The U.S. Department of Justice should drop its legal challenge to a state law that helps Hanford workers receive timely and badly needed medical benefits for on-the-job injuries.
Going even further, the Biden administration should set a new course for the Department of Energy, which manages the former plutonium factory on the banks of the Columbia River.
DOE is the client in this litigation, and the agency has a long track record of throwing up road blocks to those injured in some of the most dangerous work imaginable.
“They’re saying workers at Hanford are a commodity and expendable,” said Bertola Bugarin, whose husband, 70-year-old Abe Garza, is critically ill after several exposures to toxic vapors at work.
The case revolves around worker compensation claims.
In June, the state Department of Commerce published a survey of more than 1,200 Hanford workers about their possible exposure to toxic vapors.
More than 57% of all current and former workers reported coming into contact with poisonous chemicals. More than 32% of respondents indicated long-term exposure.
Treating health effects for Hanford workers is all the more complex because illnesses can take years to manifest.
As is standard procedure, injured Hanford workers first file a workers comp claim with their employer, DOE. That’s where the stonewalling begins.
A 2018 DOE Inspector General report determined the agency “does not have effective processes, procedures, and controls over the Workers’ Compensation Program at the Hanford site.”

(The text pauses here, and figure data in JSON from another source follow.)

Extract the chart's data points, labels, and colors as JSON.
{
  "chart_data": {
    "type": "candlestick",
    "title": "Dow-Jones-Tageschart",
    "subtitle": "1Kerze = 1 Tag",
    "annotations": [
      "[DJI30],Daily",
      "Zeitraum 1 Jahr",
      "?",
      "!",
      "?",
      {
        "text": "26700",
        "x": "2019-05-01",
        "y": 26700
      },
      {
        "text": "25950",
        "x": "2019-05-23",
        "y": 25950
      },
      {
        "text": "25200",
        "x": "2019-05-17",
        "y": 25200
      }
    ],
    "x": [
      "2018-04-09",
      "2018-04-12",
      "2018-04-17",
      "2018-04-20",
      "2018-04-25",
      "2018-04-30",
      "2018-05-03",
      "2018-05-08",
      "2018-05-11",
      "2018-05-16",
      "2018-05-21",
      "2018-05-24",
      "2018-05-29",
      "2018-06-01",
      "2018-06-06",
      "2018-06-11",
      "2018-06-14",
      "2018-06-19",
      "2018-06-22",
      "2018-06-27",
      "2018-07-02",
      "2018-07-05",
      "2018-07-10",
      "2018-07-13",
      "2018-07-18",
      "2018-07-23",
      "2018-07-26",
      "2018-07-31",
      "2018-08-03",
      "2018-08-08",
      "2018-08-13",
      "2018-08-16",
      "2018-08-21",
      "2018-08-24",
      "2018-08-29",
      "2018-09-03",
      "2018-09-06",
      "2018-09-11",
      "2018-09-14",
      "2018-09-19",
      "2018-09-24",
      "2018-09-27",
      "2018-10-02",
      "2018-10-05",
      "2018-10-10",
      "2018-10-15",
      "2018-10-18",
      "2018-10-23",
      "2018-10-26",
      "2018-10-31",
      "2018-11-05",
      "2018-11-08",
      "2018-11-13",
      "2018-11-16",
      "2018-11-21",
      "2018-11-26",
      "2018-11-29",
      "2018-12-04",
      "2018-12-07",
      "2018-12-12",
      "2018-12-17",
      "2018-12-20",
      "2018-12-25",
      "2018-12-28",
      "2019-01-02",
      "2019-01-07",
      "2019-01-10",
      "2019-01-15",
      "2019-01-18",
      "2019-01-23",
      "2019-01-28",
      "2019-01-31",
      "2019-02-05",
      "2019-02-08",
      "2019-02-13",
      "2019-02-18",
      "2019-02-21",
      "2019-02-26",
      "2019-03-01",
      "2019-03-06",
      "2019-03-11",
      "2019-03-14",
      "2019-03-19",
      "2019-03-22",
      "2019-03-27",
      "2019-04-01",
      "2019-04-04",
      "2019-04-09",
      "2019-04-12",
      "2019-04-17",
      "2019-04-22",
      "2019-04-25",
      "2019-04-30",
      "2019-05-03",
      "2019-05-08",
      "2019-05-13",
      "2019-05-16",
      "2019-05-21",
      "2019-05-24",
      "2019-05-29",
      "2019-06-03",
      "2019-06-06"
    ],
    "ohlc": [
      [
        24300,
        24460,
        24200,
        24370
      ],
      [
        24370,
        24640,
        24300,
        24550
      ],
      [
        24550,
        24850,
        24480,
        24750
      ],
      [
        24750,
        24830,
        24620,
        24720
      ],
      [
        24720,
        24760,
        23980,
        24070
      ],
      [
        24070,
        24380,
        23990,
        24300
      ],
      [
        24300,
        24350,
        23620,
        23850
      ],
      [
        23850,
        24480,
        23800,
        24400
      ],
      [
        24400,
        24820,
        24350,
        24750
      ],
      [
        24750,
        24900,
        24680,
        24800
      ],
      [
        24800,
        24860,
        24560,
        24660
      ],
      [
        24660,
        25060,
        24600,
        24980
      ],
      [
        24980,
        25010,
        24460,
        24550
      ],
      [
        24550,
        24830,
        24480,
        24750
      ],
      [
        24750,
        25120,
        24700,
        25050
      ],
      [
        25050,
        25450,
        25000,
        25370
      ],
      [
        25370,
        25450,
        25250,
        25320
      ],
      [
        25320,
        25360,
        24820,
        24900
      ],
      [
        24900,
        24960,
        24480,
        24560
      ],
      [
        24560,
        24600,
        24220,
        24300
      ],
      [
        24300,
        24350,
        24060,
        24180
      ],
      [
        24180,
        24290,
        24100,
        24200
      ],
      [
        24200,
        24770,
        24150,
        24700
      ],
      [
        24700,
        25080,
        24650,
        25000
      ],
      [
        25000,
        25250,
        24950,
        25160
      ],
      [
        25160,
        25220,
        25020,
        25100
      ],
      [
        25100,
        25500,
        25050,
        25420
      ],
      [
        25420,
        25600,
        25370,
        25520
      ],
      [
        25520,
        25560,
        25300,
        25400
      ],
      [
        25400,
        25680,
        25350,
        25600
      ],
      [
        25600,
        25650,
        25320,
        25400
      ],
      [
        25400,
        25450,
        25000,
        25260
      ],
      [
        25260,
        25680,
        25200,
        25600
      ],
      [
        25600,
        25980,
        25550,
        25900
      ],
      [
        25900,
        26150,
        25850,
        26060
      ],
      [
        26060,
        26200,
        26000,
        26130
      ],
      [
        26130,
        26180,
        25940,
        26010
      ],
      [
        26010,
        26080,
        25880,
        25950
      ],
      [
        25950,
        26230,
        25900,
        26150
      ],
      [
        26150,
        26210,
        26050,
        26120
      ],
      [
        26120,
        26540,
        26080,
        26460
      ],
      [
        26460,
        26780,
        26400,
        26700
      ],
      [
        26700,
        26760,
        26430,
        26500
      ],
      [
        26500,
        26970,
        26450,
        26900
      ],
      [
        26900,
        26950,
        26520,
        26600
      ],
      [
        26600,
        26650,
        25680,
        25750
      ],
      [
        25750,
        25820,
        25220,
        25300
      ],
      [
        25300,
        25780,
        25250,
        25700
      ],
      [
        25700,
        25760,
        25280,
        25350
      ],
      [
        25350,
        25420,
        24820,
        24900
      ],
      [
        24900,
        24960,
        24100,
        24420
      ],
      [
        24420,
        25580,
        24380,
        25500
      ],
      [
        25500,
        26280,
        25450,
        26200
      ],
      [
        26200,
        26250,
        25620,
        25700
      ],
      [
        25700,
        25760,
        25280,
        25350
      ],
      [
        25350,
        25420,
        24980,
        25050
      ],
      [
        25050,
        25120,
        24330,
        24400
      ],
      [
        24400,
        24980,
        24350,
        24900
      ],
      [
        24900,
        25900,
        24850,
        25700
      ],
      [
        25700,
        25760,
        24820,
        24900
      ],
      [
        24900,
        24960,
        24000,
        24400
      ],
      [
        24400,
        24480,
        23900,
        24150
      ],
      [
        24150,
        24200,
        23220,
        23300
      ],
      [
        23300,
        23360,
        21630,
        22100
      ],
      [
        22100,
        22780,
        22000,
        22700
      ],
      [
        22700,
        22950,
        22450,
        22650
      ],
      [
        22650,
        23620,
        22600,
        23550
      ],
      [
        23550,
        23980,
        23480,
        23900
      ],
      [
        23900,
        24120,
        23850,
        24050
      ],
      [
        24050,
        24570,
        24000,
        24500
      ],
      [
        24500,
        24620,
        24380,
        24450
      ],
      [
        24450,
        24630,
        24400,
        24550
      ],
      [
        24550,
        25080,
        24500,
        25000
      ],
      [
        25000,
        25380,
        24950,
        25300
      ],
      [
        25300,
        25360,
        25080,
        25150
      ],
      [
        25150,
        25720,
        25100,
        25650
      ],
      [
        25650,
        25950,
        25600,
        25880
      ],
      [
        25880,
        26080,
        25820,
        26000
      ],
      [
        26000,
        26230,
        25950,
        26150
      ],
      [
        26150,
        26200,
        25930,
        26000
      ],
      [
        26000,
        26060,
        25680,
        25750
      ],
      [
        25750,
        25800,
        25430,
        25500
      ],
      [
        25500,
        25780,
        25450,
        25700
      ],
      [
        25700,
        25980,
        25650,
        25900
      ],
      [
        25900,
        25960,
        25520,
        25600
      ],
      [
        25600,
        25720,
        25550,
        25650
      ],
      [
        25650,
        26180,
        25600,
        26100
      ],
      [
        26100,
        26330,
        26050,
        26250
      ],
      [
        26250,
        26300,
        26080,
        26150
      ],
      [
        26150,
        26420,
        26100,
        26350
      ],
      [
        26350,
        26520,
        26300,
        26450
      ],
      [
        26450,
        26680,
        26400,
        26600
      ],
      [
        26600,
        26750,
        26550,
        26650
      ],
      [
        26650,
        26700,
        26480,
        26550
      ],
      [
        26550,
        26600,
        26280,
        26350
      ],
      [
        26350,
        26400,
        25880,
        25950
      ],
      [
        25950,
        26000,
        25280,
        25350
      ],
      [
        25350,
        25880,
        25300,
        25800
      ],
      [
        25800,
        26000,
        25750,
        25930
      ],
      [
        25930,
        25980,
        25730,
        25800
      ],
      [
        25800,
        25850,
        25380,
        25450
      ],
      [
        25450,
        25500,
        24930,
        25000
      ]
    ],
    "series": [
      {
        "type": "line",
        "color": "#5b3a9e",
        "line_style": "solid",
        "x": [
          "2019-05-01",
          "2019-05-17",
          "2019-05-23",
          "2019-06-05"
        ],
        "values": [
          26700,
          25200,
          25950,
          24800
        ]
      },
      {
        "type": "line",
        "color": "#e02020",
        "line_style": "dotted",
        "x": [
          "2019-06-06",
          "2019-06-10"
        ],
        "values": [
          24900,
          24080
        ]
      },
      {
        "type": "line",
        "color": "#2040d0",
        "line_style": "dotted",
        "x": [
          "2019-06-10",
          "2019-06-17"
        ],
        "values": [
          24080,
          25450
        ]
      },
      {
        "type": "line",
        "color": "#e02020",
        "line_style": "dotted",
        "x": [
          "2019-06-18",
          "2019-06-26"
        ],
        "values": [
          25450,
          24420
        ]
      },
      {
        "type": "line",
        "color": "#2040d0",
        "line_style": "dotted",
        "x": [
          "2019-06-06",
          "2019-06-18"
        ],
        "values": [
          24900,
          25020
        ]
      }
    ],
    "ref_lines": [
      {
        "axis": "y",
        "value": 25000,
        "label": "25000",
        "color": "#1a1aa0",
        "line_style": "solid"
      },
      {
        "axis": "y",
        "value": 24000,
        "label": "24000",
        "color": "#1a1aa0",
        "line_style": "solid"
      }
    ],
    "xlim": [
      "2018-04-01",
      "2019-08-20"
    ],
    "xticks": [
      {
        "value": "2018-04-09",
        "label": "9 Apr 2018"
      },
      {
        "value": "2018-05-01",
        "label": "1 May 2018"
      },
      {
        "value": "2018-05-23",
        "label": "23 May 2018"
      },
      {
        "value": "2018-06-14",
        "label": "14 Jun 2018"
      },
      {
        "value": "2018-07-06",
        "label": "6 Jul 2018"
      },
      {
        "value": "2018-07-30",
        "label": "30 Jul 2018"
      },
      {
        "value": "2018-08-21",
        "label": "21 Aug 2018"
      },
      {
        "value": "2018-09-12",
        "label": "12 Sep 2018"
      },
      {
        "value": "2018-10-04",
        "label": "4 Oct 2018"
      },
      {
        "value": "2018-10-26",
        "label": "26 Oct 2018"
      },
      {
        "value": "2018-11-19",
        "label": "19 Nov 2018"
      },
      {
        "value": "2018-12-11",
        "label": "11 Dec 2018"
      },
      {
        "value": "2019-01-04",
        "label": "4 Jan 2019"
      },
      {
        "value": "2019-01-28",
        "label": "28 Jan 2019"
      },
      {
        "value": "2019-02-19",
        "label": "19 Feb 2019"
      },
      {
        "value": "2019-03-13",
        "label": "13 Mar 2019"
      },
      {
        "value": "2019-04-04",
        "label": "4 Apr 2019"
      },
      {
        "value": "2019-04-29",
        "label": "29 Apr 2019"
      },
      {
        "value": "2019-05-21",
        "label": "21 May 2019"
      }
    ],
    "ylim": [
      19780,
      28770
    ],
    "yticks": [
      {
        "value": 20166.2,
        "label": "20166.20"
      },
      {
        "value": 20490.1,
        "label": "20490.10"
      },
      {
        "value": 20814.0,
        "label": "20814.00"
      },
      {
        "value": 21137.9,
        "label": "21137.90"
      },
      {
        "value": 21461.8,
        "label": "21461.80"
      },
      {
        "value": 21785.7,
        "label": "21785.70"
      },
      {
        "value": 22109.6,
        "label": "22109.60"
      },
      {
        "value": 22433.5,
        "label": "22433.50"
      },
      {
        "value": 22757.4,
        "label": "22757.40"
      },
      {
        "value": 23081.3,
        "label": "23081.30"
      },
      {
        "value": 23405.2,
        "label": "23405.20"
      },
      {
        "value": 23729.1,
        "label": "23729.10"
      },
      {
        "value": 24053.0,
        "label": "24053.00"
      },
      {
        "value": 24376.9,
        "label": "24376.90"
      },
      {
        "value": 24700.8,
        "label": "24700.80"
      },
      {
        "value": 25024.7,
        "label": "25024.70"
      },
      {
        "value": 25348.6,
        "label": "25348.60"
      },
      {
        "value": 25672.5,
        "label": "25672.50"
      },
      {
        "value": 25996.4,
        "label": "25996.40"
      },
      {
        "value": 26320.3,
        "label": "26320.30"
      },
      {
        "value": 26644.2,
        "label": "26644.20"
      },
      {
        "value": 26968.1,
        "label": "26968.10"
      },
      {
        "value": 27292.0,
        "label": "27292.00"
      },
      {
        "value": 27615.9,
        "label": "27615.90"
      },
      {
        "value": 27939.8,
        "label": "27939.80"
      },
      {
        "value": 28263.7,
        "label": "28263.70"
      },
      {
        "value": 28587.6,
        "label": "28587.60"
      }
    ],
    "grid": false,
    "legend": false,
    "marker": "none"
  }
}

That same year, state legislators stepped in and made it easier for Hanford workers to seek compensation for illnesses and injuries. The new law was signed by Gov. Jay Inslee in March of 2018 and took affect five months later.
In December 2018, DOJ sued Washington state, seeking to declare the state law unconstitutional. A U.S. District Court ruled in the state’s favor in 2019. DOJ appealed and lost the next year in the Ninth U.S. Circuit Court of Appeals.
On Sept. 8, DOJ filed an appeal to the U.S. Supreme Court.
At a Pasco news conference last week, a visibly angry state Attorney General Bob Ferguson, said: “The Biden administration should withdraw their appeal immediately.”
The White House should do more than that.
DOE Secretary Jennifer M. Granholm, former governor of Michigan, took over the agency earlier this year. She should recognize DOE’s terrible history of fighting medical bills and intervene to ensure cooperation with workers.
Resolving workers comp claims at Hanford and other toxic sites around the country is expensive. But it is clearly the right thing to do, and that should be the federal government’s bottom line.